Leaders take risks. You are all aware of that, and that awareness leads to something we don’t like to talk about. In 2015, I blogged about the Stories We Tell Ourselves. I skipped a big one.
The story we tell ourselves is that if we take a risk we’ll embarrass ourselves so badly we won’t be able to face our colleagues and administrators. It could even potentially cause us to lose our job. And that story is the secret reason why some librarians avoid taking on the challenge of leadership.
Fear of failure can be crippling. It keeps you from growing. Oddly enough, the converse is an equally big barrier—fear of success. If you are successful, people will expect you to continue to do more.
And just like the other stories, it is only that —a story. No one is suggesting you suddenly decide to campaign to redesign your library as a learning commons if you have never done anything to make your presence known in your building, but you do need to take some first steps. You do need to build some “street cred” first.
Start small. Share your knowledge of new web and app resources by sending weekly emails to teachers describing just one, explaining how it could be used, and offering to provide one-on-one help for them to learn it. Include your principal in the email. You may not get any takers at first, but eventually one will click with a teacher. Slowly, teachers will begin to recognize the help you can give them.
There is no risk in doing that, but two important little goals have been achieved. You have stepped out of your comfort zone, and teachers begin to take you into consideration when planning a unit. And those two accomplishments are the first building blocks of that very important “street cred.” Look for other no-risk or minimal risk ideas.
Try a book club. If you don’t know how to do it, ask your library colleagues on your state association’s listserv or other places where librarians help each other. LM_NET is the big one, but there are many more. Once you know what you are doing, speak with your administrator before putting it in place. Explain your goal for the program, how you plan to run it, and acknowledge there is no guarantee it will work but is worth a try.
If you launch the club, send updates on activities and accomplishments to your principal. Include videos of the kids discussing the books. Now you have demonstrated your value to the administration. And your reputation as a leader begins to grow.
Then it’s time to take a few bigger risks. Gardening projects have proved very successful at the elementary level. There are connections to STEAM and the produce can be given to the cafeteria, to food banks, or a local shelter depending on what seems best for your community.
Other low- risk projects include starting Hour of Code or a Makerspace. For either of those ideas, you can get all the help you need in organizing it from other librarians. We are an incredibly supportive profession.
These early risks build your confidence and you can begin to look for other possibilities. Are you thinking of genre-fying your collection? How about a Skype author visit? What about a joint project with students in another school district—or country? Before long you might even be ready to turn your library into the learning commons that had seemed an impossibility.

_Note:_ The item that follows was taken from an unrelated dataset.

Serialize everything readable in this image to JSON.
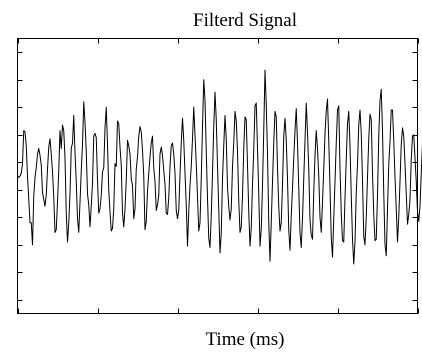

Being a building leader is vital. If you and your program are to thrive you must demonstrate you are invaluable to the entire educational community. Now that you see that risks don’t result in those disasters you imagined, you can step even further out of your comfort zone.
Take your place among leaders. There is always room for more. Choose one of your new successful programs and write a proposal to present it at your state conference. You may think it’s been done, but there are always librarians who haven’t tried it, and you bring your unique perspective to it. If it’s selected let your principal know. It will build your reputation even further.
Serve on one of your state association committees. Better yet volunteer to do the same in AASL or ISTE. Although it’s too late for this year’s AASL Conference IdeaLab, start planning to do it in two years at the next AASL conference. You would be in a large room with many other librarians all presenting their best ideas. You talk one-on-one with those who stop and want more information. Totally non-intimidating.
The first step in becoming a leader is deciding to step out of your comfort zone. Every leader has done so. I still take on challenges wondering how I am going to do it, but somehow it almost always works.
Have you stepped out of your comfort zone? What did you do? What was the result? Where do you need help?